On June 3, 2020, we made some changes to ML Kit for Firebase to better distinguish the on-device APIs from cloud based APIs. The current set of APIs is now split into the following two products:
-
A new product, simply called ML Kit, which will contain all the on-device APIs
-
Firebase Machine Learning, focused on cloud-based APIs and custom model deployment.
This change will also make it easier to integrate ML Kit into your app if you only need an on-device solution. This document explains how to migrate your app from the Firebase ML Kit SDK to the new ML Kit SDK.
What's changing?
On-device base APIs
The following APIs have moved to the new standalone ML Kit SDK.
- Barcode scanning
- Face detection
- Image labeling
- Object detection and tracking
- Text recognition
- Language ID
- Smart reply
- Translate
- AutoML Vision Edge inference API
The existing on-device base APIs in the ML Kit for Firebase SDK are deprecated and will no longer receive updates.
If you are using these APIs in your app today, please migrate to the new ML Kit SDK, by following the ML Kit migration guide for Android and the ML Kit migration guide for iOS.
Custom model APIs
For downloading models hosted in Firebase, the custom model downloader continues to be offered through the Firebase ML SDK. The SDK fetches the latest available model and passes it to the separate TensorFlow Lite runtime for inference.
The existing custom model interpreter in the ML Kit for Firebase SDK is deprecated and will no longer receive updates. We recommend using the TensorFlow Lite runtime directly for inference. Alternatively, if you only want to use custom models for image labeling and object detection and tracking APIs, you can now use custom models in these APIs in ML Kit directly.
See the migration guides for Android and iOS for detailed instructions.
What hasn't changed?
Cloud-based APIs and services will continue to be offered with Firebase ML:
The cloud-based image labeling, text recognition, and landmark recognition APIs are still available from the Firebase ML SDK.
Firebase ML also continues to offer Model deployment
Frequently asked questions
Why this change?
We are making this change to clarify what solutions the product is offering. With this change, the new ML Kit SDK is fully focused on on-device machine learning where all data processing happens on-device and is available to developers at no cost. The cloud services that were part of Firebase ML Kit before remain available through Firebase ML and you can still use these in parallel with ML Kit APIs.
For on-device APIs, the new ML Kit SDK makes it easier for developers to integrate ML Kit into their app. Going forward, you just need to add dependencies to the app’s project and then start using the API. There is no need to set up a Firebase project just to use on-device APIs.
What happens to my models that are being hosted with Firebase?
Firebase Machine Learning will continue to serve your models as before.

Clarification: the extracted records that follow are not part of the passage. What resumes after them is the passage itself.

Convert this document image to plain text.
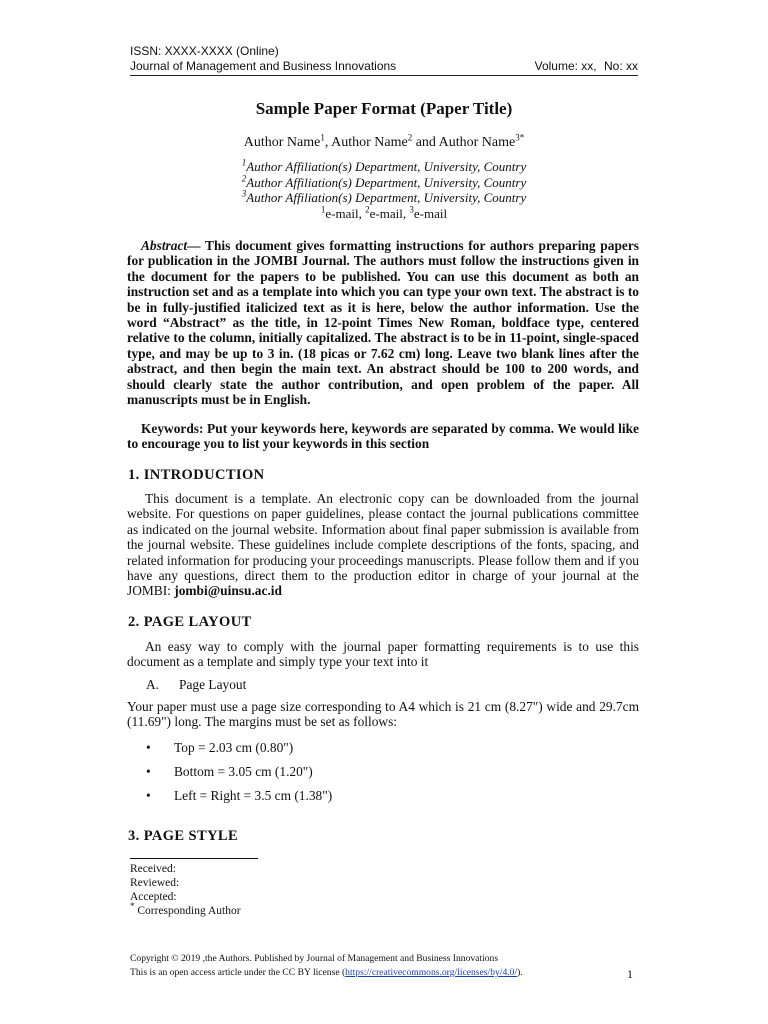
ISSN: XXXX-XXXX (Online)
Journal of Management and Business Innovations	Volume: xx, No: xx
Sample Paper Format (Paper Title)
Author Name$^1$, Author Name$^2$ and Author Name$^{3*}$
$^1$Author Affiliation(s) Department, University, Country
$^2$Author Affiliation(s) Department, University, Country
$^3$Author Affiliation(s) Department, University, Country
$^1$e-mail, $^2$e-mail, $^3$e-mail
Abstract— This document gives formatting instructions for authors preparing papers for publication in the JOMBI Journal. The authors must follow the instructions given in the document for the papers to be published. You can use this document as both an instruction set and as a template into which you can type your own text. The abstract is to be in fully-justified italicized text as it is here, below the author information. Use the word “Abstract” as the title, in 12-point Times New Roman, boldface type, centered relative to the column, initially capitalized. The abstract is to be in 11-point, single-spaced type, and may be up to 3 in. (18 picas or 7.62 cm) long. Leave two blank lines after the abstract, and then begin the main text. An abstract should be 100 to 200 words, and should clearly state the author contribution, and open problem of the paper. All manuscripts must be in English.
Keywords: Put your keywords here, keywords are separated by comma. We would like to encourage you to list your keywords in this section
1. INTRODUCTION
This document is a template. An electronic copy can be downloaded from the journal website. For questions on paper guidelines, please contact the journal publications committee as indicated on the journal website. Information about final paper submission is available from the journal website. These guidelines include complete descriptions of the fonts, spacing, and related information for producing your proceedings manuscripts. Please follow them and if you have any questions, direct them to the production editor in charge of your journal at the JOMBI: jombi@uinsu.ac.id
2. PAGE LAYOUT
An easy way to comply with the journal paper formatting requirements is to use this document as a template and simply type your text into it
A. Page Layout
Your paper must use a page size corresponding to A4 which is 21 cm (8.27") wide and 29.7cm (11.69") long. The margins must be set as follows:
• Top = 2.03 cm (0.80")
• Bottom = 3.05 cm (1.20")
• Left = Right = 3.5 cm (1.38")
3. PAGE STYLE
Received:
Reviewed:
Accepted:
* Corresponding Author
Copyright © 2019 ,the Authors. Published by Journal of Management and Business Innovations
This is an open access article under the CC BY license (https://creativecommons.org/licenses/by/4.0/).	1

That functionality isn’t changing. Here are a couple of improvements:
You can now deploy your models to Firebase programmatically using the Python or Node SDKs.
You can now use the Firebase ML SDK in conjunction with the TensorFlow Lite runtime. The Firebase SDK downloads the model to the device, and the TensorFlow Lite runtime performs the inference. This allows you to easily choose the runtime version you prefer, including a custom build.
What benefits do I get from migrating to the new ML Kit SDK?
Migrating to the new SDK will ensure your applications benefit from the latest bug fixes and improvements to the on-device APIs. For example, here are a couple of changes in the first release:
You can now use the new custom image labeling and custom object detection and tracking APIs to easily integrate custom image classification models in your apps and build real-time interactive user experiences.
Android Jetpack Lifecycle support is added to all APIs. You can now use
addObserver
to automatically manage the initiation and teardown of ML Kit APIs as the app goes through screen rotation or closure by the user / system. This makes integration with CameraX easier.
A full list of the latest changes can be found in the ML Kit SDK release notes.
I am using ML Kit for Firebase today, when do I need to migrate over?
This depends on which ML Kit for Firebase APIs you currently use in your app.
The on-device base APIs in the ML Kit for Firebase SDK will continue to work for the foreseeable future. However, by delaying the switch to the new ML Kit SDK, you will not benefit from new features and updates. In addition, once you update other components in your app there is a risk you may run into dependencies conflicts. This can happen when some of your other dependencies (direct or indirect) are newer than the ones expected by the old ML Kit for Firebase SDK. Examples of libraries for which this may happen are OkHttp and firebase-common.
If you are using Cloud APIs via the ML Kit for Firebase SDK, no change is required at this time.
If you are using Custom Model Deployment, we recommend you upgrade to the latest version which allows running inferences directly on the TensorFlow Lite runtime.